Mile 6 marker was by the American Indian Museum (Which I used to service) and right on the corner was a high school band. We turned north and looped back around the front of the Capitol then back down the mall. Somewhere around here I started to feel some pain in my hamstring, but I didn’t think much about it. My feet were feeling good, I was well hydrated, and breathing was steady. Somewhere between mile 7 and 8, I hit it. I had stopped for a walk, and realized my right hamstring was getting worse. I stopped and did some stretching, and took the next run very slow. It didn’t get better. Turing the last main corner and it was slightly over 2 miles left. I took a break at a port-a-jon and massaged my leg. Did some stretching and attempted to get back to it. I got about 10 seconds in and more sharp pain. I tried off and on to run for about 1/2 a mile from when it first hit, but about the 8 mile mark I made the decision to stop the running and walk the rest.
This was very disheartening. Only about 5 minutes prior, I was having a great race. It was going so great, that I had decided I was going to run the last mile without walk breaks. I’d been set to run well above my goal and was excited. When the pain over took me, I was pissed off and feeling like crap. I tried to speed walk it, but after a bit, even that was causing pain. Stopping every few minutes to stretch and rub my hamstring, and I only continued to slow down. Soon enough even the other walkers were passing me, and people were asking if I was ok.
Around the 9 mile mark, I could have easily given up. I’d been walking for over a mile, the pain was constant, and my goals had all but slipped away. One thing I kept noticing were the shirts of my fellow runners. A lot of runners were doing it in memory of fallen soldiers, or were injured or retired soldiers themselves and I used that to help me through the last mile. Hobbling along, I came into the last turn and pushed through to the finish. I nearly collapsed, not in exhaustion, but from the pain. I found the medic tent and checked in to have my hamstring looked at. The Dr. that saw me agreed that it was a cram and not a pulled muscle. I did some stretching and proceeded to go find Jen and Connor. I collected my medal, hobbled over to our pre-arranged meeting spot, and sat down, contemplating the race. We were supposed to meet some friends afterwards, but decided it was better to head home.
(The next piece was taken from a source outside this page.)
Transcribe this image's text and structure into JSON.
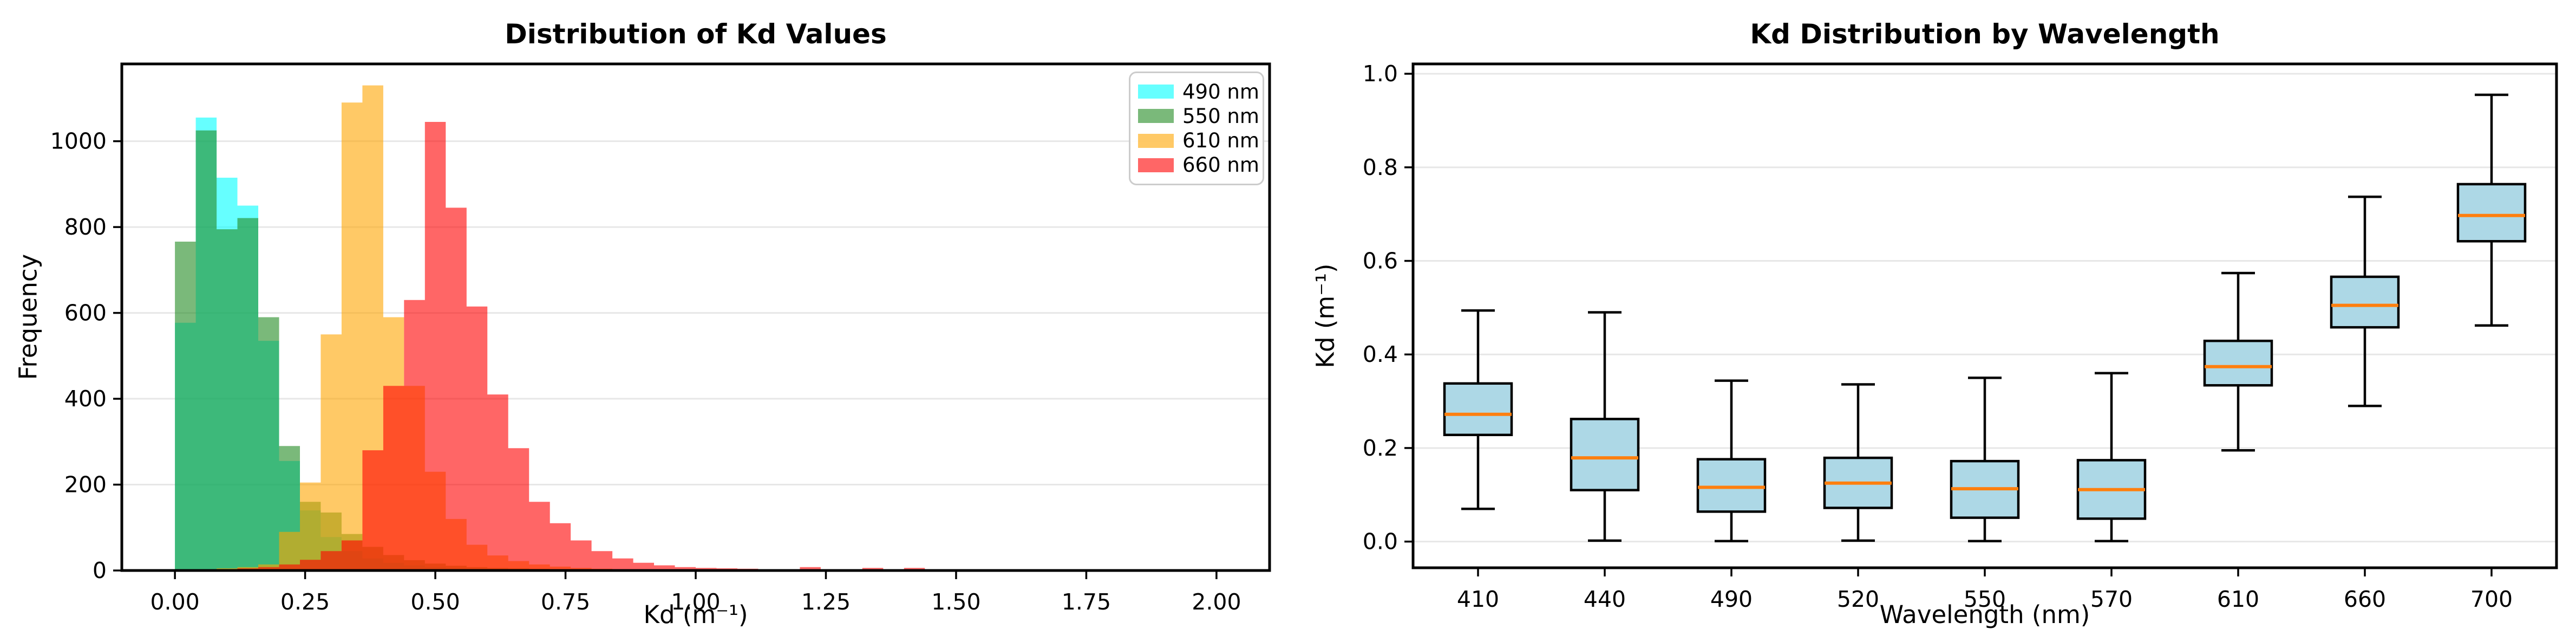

When we got off the metro at the last stop, a fellow runner got up, and was hobbling similar to me. Come to find out he works at Fort Meade as well, and had a similar (although not as severe) injury as me. It’s strange, but that made me feel better.
So to sum it all up… The Army 10 Miler was one of the best races I’ve been in. Partially because I work for the Army, used to work in the area of the race, and the administration and spectatorship of the race was top notch. the first 7.5 miles of the race I was kicking ass. I was feeling great, having a good time doing it, and happy as can be. The last 2.5 miles were a struggle I faced and beat. Even though it came off crappy towards the end, the race was still an accomplishment, and I am very glad I did it. Did I meet all of my goals, no. Did I complete my first one (to finish) yes I did and I’ll do it again next year damnit! Possibly side by side with my wife too!